Five RCTs (n=5,235) were included. Duration of follow-up ranged from 18 to 24 months. All trials were appropriately randomised, used an intention-to-treat analysis and masked the infant examiner to foetal exposure.
There was no difference between magnesium sulphate administered at <32 to 34 weeks gestation and control for the primary outcome of death or cerebral palsy or for death (five RCTs). Prenatal exposure was associated with a significant reduction in the combined outcome of death or moderate-severe cerebral palsy (RR 0.85, 95% CI 0.73 to 0.99; three RCTs), cerebral palsy of any severity (RR 0.70, 95% CI 0.55 to 0.89; five RCTs) and of moderate-severe cerebral palsy (RR 0.60, 95% CI 0.43 to 0.84; three RCTs). Results were similar when the analysis was restricted to women randomised at <30 weeks gestation (three RCTs).
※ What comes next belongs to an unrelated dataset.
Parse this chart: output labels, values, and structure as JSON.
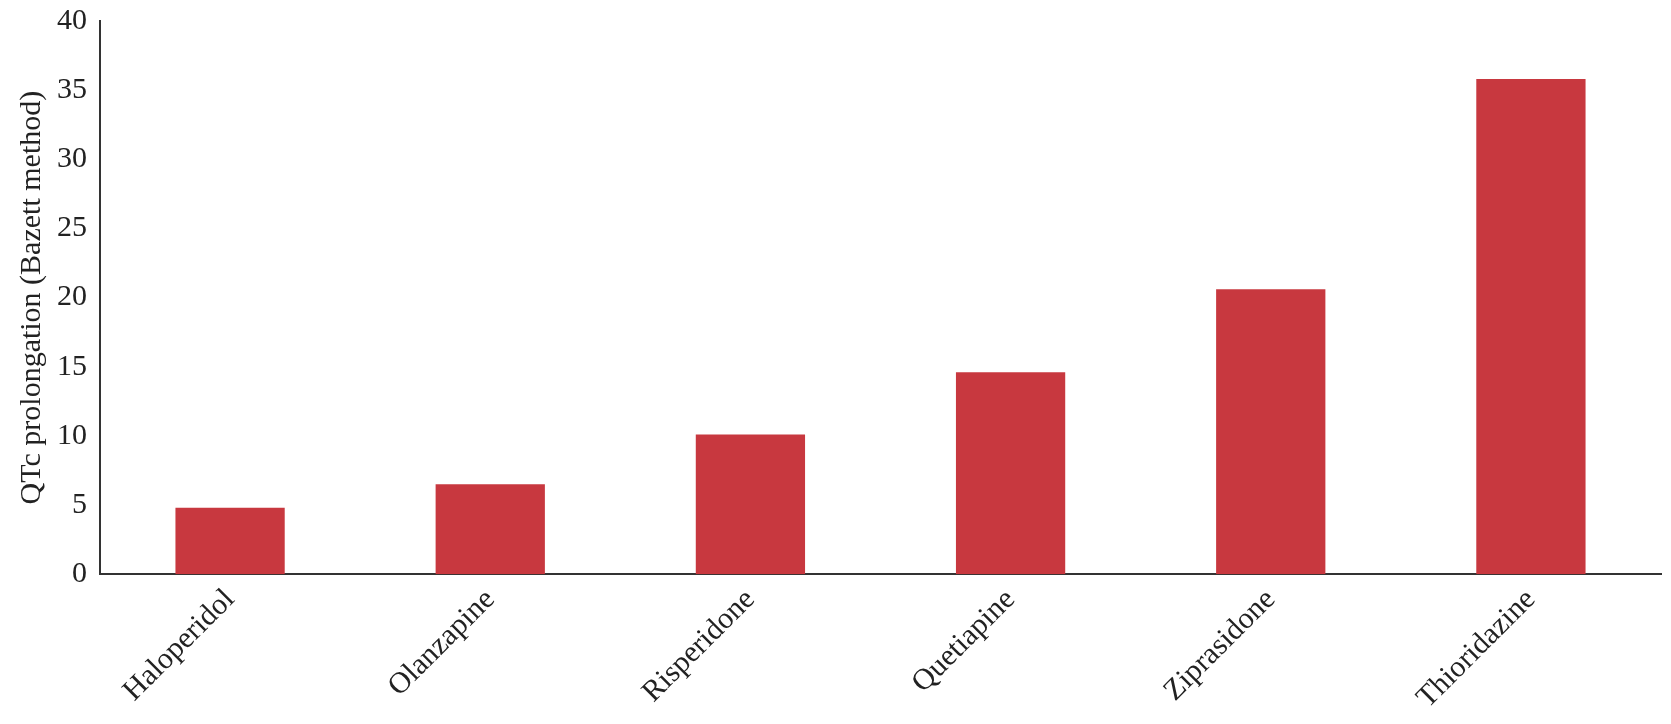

Restriction of the analysis to the three studies and one sub-trial that administered magnesium sulphate for neural protection showed a significant reduction in the primary outcome of combined death or cerebral palsy (RR 0.86, 95% CI 0.75 to 0.99), total cerebral palsy (RR 0.71, 95% CI 0.55 to 0.91), death or moderate-severe cerebral palsy (RR 0.85, 95% CI 0.73 to 0.99; three RCTs) and moderate-severe cerebral palsy (RR 0.60, 95% CI 0.43 to 0.84; three RCTs). There was no increase in the risk of death. There was no evidence of statistical heterogeneity for any analyses.
There was no evidence of publication bias for any of the outcomes (p-values ranged from 0.19 to 0.90) and funnel plots appeared symmetrical.